Highlights & Insights¶
- Novel Problem Definition: This work is the first to define and address the "heterogeneity" of skeleton data, a common but overlooked issue in practical scenarios.
- Topological Unification via Prompts: Drawing on the concept of prompt learning in NLP to handle missing joints, which is more elegant than simple zero padding.
- Semantic Motion Encoding: Textualizes motion directions and then encodes them via a language model, successfully establishing a bridge between physical motion and semantics.
- Self-Supervised + Heterogeneous: The self-supervised paradigm naturally fits heterogeneous data (no label alignment required), and the learned representations demonstrate robust transferability.
- Skeletons of different types show preferences for certain actions (e.g., 25-joint for hand actions, 17-joint for facial actions); the unified model effectively combines these strengths.
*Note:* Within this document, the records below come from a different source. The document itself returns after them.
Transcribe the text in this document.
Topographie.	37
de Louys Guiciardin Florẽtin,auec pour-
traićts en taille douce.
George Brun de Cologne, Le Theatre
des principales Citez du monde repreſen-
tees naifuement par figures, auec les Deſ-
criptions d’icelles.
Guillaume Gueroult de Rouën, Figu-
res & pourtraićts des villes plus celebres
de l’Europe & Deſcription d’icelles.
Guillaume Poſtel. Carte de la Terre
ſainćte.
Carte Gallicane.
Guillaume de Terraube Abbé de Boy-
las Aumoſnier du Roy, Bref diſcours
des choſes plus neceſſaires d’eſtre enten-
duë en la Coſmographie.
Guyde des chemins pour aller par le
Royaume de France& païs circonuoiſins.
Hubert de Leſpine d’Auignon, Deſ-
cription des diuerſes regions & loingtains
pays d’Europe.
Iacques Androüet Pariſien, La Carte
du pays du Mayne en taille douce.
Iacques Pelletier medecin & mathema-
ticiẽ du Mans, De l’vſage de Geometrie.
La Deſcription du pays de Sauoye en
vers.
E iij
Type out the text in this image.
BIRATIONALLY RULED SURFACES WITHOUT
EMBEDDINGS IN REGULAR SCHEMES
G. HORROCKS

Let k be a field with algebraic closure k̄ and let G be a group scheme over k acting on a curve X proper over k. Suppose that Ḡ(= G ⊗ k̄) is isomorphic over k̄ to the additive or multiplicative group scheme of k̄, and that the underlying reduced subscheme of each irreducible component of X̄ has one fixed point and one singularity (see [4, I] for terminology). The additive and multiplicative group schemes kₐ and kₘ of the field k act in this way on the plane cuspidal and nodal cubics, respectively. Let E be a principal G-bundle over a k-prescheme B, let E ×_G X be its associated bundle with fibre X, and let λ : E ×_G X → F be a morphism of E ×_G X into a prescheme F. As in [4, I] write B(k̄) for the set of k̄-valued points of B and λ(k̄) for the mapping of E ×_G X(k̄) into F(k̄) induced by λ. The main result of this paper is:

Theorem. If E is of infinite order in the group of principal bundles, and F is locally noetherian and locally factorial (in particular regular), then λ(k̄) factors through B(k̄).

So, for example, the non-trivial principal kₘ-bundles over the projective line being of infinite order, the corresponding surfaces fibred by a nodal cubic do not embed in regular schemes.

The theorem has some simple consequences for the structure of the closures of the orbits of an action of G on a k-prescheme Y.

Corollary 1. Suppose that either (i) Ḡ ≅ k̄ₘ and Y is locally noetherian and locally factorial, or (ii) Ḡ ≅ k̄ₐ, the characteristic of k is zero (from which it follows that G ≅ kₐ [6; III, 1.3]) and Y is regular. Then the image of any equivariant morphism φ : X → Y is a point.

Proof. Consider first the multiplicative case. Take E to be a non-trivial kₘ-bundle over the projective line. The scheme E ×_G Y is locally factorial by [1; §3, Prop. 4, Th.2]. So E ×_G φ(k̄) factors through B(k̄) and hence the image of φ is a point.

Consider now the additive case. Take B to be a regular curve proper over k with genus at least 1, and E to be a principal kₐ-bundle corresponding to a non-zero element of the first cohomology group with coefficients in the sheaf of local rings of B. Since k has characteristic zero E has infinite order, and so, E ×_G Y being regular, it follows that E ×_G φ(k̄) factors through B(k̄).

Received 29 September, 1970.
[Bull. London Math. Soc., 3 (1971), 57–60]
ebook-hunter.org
Limitations & Future Work¶
- Currently, the model only supports skeleton data for up to two people, limiting its applicability in multi-person scenarios.
- Only two typical skeletons (25-joint and 17-joint) have been validated, leaving other heterogeneous formats (e.g., SMPL, hand skeletons) unexplored.
- The 3D pose estimation module is implemented with a simple MLP, whose accuracy might not match specialized methods (e.g., MotionBERT).
- The semantic motion encoding uses only seven direction words, resulting in relatively coarse-grained motion semantics.
Related Work & Insights¶
- Relationship with UmURL: UmURL relies on J+M+B (joint, motion, bone) trimodal representations, whereas this work adopts J+C+S (25-joint, 17-joint, semantics), effectively introducing actual heterogeneous data.
- Relationship with InfoGCN, etc.: These methods focus on enhancing representations of a single skeleton type, whereas this work focuses on leveraging complementary characteristics across different skeleton types.
- Insights: (1) The paradigm of unifying heterogeneous data can be extended to other modalities (e.g., depth maps with different resolutions, point clouds from different sensors). (2) Encoding "motion vocabularies" with language models deserves further exploration using richer descriptions.
Rating¶
- Novelty: ⭐⭐⭐⭐ Both the problem definition and solutions for heterogeneous skeletons are novel.
- Experimental Thoroughness: ⭐⭐⭐⭐ Extensively covers recognition, retrieval, semi-supervised, and transfer tasks, accompanied by comprehensive ablation studies.
- Writing Quality: ⭐⭐⭐⭐ Clearly structured and visually intuitive, though some mathematical formulas could be simplified.
- Value: ⭐⭐⭐⭐ Provides the first systematic framework for processing heterogeneous skeletons, offering high practical value for deployment.